The Democratic strategy includes widening outreach efforts beyond party strongholds in three south Florida counties. The party has purchased more than 7 million cellphone numbers it will use to reach out to voters and is training “homegrown” organizers instead of “parachuting” campaign workers in from other states, Perez said.
“The key to success in Florida is that you have to recognize that you have to be an every year, every month party, and you have to be an every ZIP code party,” he said.
Beyond the organizational muscle, the DNC will invest record amounts of money in Florida, Perez said. So far, the DNC has transferred roughly $40,000 to the Florida Democratic Party’s federal account, campaign records show.
Republicans scoffed and mocked Perez’s strategy to win Florida.
“Our game plan is to focus on a roaring economy, improving schools, low taxes and a plan to save Florida’s environment for generations,” said Rep. Matt Gaetz, a Florida Republican and Trump ally.
Blaise Ingoglia, a state legislator who led the Republican Party of Florida when Trump and DeSantis were elected, said the Democratic Party’s’ “new game plan” is the “same ol’ game plan” that party officials — including state chairwoman Terrie Rizzo — “tried to implement last election.”

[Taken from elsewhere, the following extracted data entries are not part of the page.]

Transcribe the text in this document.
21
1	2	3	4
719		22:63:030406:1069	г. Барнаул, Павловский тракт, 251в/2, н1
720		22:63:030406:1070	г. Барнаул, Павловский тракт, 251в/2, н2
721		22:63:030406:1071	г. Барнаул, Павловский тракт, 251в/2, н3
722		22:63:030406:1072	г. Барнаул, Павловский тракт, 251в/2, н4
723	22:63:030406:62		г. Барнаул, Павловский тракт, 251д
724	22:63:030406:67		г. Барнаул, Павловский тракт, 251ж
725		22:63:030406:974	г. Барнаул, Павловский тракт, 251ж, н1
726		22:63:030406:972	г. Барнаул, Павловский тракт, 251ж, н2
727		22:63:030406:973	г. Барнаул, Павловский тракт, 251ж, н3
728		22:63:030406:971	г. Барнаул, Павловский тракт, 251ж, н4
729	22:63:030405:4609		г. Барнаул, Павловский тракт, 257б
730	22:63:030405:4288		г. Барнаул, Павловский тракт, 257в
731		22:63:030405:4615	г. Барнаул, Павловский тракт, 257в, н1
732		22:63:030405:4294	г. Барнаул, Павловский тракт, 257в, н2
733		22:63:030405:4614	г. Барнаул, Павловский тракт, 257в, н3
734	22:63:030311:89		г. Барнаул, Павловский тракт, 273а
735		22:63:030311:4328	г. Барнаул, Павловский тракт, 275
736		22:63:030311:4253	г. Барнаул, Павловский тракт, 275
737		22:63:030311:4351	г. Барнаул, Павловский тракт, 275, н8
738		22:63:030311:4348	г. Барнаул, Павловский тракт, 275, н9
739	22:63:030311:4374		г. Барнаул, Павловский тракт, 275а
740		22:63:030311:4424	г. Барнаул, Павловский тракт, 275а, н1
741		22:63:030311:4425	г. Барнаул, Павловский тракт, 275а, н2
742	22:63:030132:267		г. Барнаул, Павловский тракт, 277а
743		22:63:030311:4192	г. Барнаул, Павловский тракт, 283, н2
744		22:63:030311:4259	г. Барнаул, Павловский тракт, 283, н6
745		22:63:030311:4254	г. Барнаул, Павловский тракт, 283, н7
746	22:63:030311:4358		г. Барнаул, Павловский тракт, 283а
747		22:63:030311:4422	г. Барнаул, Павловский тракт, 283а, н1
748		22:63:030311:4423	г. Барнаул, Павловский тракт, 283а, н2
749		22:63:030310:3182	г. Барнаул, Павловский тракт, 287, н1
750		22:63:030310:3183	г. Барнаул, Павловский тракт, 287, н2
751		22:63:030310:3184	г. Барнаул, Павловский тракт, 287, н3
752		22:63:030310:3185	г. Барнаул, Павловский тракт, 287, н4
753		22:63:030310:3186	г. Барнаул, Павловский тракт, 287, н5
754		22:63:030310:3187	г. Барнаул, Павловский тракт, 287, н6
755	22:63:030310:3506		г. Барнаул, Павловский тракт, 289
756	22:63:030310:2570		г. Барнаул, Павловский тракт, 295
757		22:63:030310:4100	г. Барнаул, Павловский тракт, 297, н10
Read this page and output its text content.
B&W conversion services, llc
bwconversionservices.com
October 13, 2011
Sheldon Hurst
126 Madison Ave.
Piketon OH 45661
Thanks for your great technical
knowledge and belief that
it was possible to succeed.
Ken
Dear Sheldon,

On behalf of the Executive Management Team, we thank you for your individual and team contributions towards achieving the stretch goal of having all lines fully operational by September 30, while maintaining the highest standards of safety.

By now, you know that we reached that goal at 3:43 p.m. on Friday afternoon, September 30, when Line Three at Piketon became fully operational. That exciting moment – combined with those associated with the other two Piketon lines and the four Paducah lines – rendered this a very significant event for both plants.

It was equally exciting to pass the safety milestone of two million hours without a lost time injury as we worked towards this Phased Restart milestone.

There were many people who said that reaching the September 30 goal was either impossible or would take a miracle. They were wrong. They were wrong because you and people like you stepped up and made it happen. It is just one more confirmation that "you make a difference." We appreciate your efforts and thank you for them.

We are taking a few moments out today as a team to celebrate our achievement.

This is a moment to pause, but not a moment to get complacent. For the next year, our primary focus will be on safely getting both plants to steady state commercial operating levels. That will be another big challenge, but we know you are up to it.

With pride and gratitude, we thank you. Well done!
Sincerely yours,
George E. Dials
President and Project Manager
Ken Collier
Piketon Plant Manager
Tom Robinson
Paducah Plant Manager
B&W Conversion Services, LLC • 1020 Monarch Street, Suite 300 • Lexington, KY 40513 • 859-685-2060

“That didn’t work out too well for them,” Ingoglia said. “In Florida, if they try once again to take their leftist, socialist policy suggestions to voters it will backfire no matter how much money they spend.”
Perez said Democrats will do more to push back against what he labeled Republican efforts at “voter suppression,” highlighting a 2018 lawsuit that challenged the process for vote-by-mail ballot signatures and a bill passed by Florida’s Republican-controlled state Legislature that makes it more difficult for ex-felons to have their voting rights restored.
Democrats in Florida recently launched an “election protection” team led by an attorney whose job will be to have a network of lawyers ready to spring into action between now and Election Day.
“We understand that they’re going to lie and cheat and it’s worked for them before, so why wouldn’t they do it again?” Perez said. “It’s un-American, it’s undemocratic, it’s unconscionable.”
Gaetz predicted that cries of voter suppression wouldn’t boost turnout.
“With campaigns built around voter suppression as a rallying cry, it’s no surprise Democratic voters feel less motivated than, say, voters in my district who voted like crazy in the midterms,” said Gaetz, who represents a staunchly conservative district in the Florida Panhandle.
Perez, Ingoglia said, “should stop making excuses for another Florida loss in advance.”